Where to Stay: Several mountain resort hotels are scheduled to reopen under new brands for the 2016 ski season. Close to the lifts at the Kiroro Resort, the former Mountain Hotel is now the Sheraton Hokkaido Kiroro Resort. And the former Piano Hotel, located a shuttle bus ride from the lifts, is now the Kiroro, part of the upscale Starwoods Tribute Portfolio collection. The 282-room luxury hotel is located at the base of the mountain and near an outdoor onsen (hot springs pool).
What to Eat or Drink: Hokkaido's signature snack is Rokkatei's Marusei butter sand, a sandwich cookie stuffed with a raisin-dotted butter cream. The treats aren't widely available outside of Hokkaido, and a new ice cream version (Marusei ice sand) is sold only at the Rokkatei Sapporo Honten near the Sapporo train station.

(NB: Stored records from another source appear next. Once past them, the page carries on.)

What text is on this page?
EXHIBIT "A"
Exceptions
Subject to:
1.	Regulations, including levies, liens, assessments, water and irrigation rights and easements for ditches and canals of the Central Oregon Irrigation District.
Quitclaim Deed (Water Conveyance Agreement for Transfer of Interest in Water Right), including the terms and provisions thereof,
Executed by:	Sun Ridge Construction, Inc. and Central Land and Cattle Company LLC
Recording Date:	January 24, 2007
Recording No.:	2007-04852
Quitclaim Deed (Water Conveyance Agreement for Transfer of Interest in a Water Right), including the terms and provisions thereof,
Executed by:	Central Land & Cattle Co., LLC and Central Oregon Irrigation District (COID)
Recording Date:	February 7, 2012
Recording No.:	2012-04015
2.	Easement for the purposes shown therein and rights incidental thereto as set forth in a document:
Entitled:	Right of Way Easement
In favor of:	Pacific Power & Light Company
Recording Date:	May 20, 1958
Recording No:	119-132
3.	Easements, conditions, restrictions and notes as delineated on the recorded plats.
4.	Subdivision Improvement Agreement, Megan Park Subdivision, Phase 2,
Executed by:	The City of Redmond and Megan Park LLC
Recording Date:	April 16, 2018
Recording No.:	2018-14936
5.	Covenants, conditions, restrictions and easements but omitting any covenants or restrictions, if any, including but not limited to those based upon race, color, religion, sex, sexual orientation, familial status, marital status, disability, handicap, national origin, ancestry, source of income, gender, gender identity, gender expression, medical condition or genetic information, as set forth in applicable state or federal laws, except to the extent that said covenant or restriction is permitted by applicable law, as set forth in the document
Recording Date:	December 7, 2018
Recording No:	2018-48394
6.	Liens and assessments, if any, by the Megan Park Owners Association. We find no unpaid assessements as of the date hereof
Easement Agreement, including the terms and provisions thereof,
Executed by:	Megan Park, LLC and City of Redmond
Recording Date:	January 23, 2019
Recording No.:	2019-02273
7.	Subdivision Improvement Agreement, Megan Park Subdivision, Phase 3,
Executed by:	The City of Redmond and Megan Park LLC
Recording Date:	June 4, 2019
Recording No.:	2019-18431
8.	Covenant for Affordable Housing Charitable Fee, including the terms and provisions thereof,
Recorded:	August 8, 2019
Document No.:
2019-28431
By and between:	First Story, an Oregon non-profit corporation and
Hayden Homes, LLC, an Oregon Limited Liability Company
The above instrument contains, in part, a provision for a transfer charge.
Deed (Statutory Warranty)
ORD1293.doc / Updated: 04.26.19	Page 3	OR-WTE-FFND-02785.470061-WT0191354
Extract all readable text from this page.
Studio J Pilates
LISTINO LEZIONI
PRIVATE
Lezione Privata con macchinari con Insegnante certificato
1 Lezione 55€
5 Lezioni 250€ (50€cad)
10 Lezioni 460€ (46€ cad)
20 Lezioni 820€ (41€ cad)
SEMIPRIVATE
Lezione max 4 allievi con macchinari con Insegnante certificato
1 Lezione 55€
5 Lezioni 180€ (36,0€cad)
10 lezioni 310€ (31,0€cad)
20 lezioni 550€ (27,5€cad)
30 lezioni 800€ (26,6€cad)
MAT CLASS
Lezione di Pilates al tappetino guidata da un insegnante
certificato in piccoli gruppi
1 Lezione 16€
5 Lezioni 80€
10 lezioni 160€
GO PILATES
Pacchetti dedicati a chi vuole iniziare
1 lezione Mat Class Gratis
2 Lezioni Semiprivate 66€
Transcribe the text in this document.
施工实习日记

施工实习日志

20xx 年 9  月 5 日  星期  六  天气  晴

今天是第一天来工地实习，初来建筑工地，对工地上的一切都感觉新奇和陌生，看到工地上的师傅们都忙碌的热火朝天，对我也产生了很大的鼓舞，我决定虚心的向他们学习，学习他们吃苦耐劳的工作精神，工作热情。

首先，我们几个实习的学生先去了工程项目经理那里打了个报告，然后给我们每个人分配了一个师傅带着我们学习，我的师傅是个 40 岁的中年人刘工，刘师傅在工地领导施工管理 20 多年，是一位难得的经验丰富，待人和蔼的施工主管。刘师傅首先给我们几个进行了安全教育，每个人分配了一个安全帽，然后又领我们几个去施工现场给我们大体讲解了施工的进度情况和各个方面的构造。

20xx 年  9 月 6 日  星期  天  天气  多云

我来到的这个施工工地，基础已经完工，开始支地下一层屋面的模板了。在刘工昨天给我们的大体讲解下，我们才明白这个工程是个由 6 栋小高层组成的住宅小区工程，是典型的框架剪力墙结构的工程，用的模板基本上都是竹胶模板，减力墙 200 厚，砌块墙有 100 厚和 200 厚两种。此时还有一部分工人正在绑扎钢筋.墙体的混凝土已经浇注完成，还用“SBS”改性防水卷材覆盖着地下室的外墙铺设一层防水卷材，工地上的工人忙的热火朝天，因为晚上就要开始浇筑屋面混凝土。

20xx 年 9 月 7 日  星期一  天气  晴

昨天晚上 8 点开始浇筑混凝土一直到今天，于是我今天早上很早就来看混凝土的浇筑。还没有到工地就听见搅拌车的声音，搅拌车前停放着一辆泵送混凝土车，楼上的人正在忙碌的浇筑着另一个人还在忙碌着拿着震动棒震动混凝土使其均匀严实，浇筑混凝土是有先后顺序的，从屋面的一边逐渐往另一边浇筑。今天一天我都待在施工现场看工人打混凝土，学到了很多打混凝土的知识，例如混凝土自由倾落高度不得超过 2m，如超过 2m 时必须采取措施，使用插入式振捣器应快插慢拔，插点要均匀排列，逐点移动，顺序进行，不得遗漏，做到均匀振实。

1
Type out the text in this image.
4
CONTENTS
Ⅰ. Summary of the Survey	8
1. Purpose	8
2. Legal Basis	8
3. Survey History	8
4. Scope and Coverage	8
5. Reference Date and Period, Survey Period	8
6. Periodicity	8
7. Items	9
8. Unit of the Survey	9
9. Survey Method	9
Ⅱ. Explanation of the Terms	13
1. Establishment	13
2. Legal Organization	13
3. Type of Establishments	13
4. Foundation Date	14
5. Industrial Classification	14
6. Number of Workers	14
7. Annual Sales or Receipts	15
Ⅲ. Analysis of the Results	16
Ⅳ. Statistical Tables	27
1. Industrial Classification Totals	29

What to Buy: Hand-carved wooden bears, bamboo mukkuri (mouth harps), and other traditional crafts of the Ainu, Japan's indigenous people and the first to inhabit Hokkaido, are typically sold in a few shops near the Shiraoi Ainu Museum (at Shiraoi station, about one hour and 15 minutes south of Sapporo on the Hokuto Line). Designed as a replica Ainu village, the complex includes a museum building, five thatched houses (some fringed with hanging salmon), and a pen housing snowy white Hokkaido, or Ainu, hunting dogs.
What to Read Before You Go: A photo of a sheep in Hokkaido sets in motion the surreal journey at the center of Haruki Murakami's best-selling A Wild Sheep Chase (Vintage, 2002), in which the hero is led to the snowy mountains of northern Japan.
Fun Fact: To help guide winter drivers in whiteout conditions, Hokkaido's highways are equipped with candy cane-striped arrows suspended from posts. The posts are set up at intervals along the side of the highway, and the arrows point down to mark the edge of the road. The reflective red stripes serve as beacons for motorists in a blinding snowstorm but regularly baffle first-time visitors.